Some 1,300 tonnes of old munitions have been removed from the island in recent days, the defence minister said on Monday, as part of an effort to get rid of all obsolete ammo in army depots.
“It is a matter that the new government has set as a high priority because it affects the security of the personnel and the public,” Defence Minister Fotis Fotiou told lawmakers.
Authorities started destroying old munitions following a 2011 explosion at a naval base that killed 13 sailors and firemen and damaged the island’s main power station at Vassilikos.

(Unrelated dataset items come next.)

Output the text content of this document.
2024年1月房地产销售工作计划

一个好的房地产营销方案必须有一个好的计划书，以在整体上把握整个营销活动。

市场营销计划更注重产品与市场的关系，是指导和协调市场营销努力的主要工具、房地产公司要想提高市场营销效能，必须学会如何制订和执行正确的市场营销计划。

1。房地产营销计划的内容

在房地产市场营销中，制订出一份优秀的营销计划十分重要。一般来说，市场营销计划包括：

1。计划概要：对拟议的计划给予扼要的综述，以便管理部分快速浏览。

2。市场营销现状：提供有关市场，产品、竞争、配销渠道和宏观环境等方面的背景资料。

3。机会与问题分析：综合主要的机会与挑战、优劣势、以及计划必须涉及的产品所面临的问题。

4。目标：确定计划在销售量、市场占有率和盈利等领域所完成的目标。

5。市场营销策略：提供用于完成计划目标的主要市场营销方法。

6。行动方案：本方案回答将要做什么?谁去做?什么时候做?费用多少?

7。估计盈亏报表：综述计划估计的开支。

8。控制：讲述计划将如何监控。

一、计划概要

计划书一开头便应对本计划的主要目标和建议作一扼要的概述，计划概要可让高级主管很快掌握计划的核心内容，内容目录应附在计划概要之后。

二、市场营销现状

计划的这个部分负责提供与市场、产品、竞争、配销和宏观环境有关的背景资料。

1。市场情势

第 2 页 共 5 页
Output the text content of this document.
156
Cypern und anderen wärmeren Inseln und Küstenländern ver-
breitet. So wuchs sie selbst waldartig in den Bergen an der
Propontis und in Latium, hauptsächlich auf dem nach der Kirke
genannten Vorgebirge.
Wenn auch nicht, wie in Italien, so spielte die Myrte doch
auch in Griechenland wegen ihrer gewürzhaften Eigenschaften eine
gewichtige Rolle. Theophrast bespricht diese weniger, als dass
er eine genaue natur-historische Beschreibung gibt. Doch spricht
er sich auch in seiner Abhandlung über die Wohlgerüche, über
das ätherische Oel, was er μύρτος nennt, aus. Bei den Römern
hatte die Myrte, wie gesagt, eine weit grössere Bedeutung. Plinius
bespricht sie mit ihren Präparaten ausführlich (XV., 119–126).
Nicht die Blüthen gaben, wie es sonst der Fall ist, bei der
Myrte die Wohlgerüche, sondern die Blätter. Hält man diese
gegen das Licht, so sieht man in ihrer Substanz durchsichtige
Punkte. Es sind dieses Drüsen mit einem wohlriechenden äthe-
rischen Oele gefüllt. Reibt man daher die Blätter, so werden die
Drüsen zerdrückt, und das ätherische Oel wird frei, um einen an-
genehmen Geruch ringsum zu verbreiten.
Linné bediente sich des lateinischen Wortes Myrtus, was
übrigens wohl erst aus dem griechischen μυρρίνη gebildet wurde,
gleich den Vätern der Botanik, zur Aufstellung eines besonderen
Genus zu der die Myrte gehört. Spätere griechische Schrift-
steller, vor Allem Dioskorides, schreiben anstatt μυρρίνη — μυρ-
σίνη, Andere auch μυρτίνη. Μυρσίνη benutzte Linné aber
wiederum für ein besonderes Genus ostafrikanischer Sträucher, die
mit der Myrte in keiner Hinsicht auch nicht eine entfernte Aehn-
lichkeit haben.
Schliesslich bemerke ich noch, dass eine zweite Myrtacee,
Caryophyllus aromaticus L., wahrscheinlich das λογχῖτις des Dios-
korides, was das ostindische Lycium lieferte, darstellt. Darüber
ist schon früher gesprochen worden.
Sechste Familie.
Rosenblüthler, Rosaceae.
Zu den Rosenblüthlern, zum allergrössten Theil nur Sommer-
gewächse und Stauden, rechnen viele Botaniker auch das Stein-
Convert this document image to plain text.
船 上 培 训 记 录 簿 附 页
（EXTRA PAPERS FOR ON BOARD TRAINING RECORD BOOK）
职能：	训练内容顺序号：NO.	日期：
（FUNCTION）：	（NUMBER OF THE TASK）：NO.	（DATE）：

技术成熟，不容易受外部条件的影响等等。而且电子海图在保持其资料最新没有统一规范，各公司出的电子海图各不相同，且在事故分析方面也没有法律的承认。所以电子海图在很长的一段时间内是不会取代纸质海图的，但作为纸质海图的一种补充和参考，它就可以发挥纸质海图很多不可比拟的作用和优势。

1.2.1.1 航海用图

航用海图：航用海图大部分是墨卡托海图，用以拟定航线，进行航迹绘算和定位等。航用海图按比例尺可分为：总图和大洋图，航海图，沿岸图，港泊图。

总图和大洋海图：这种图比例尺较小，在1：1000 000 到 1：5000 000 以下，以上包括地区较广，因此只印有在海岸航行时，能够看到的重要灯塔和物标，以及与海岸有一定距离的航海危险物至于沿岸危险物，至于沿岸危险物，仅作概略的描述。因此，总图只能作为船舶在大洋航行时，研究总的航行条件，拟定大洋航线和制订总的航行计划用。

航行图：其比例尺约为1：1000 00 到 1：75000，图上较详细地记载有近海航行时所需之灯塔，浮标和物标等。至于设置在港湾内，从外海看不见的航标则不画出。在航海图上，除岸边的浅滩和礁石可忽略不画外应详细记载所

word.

The munitions did not belong to Cyprus’ National Guard, but in the aftermath of the explosion and reports that tonnes of expired ammo were stored by the army, often haphazardly, authorities embarked on an effort to remove the danger.
Last weekend, the minister said, around 1,300 tonnes of obsolete medium and large calibre munitions were removed.
The effort will continue, he added.
“There are still hundreds of tonnes of munitions that need to be removed and destroyed,” the Fotiou said.
The process will take place abroad.
He added that the defence ministry has signed a four-year framework agreement with five companies so that similar cases can be dealt with immediately should they arise in the future.
Thousands of 40mm Bofors rounds were destroyed at the end of 2011.
They had been stored in an open area in a depot near a residential area in Palodhia, Limassol.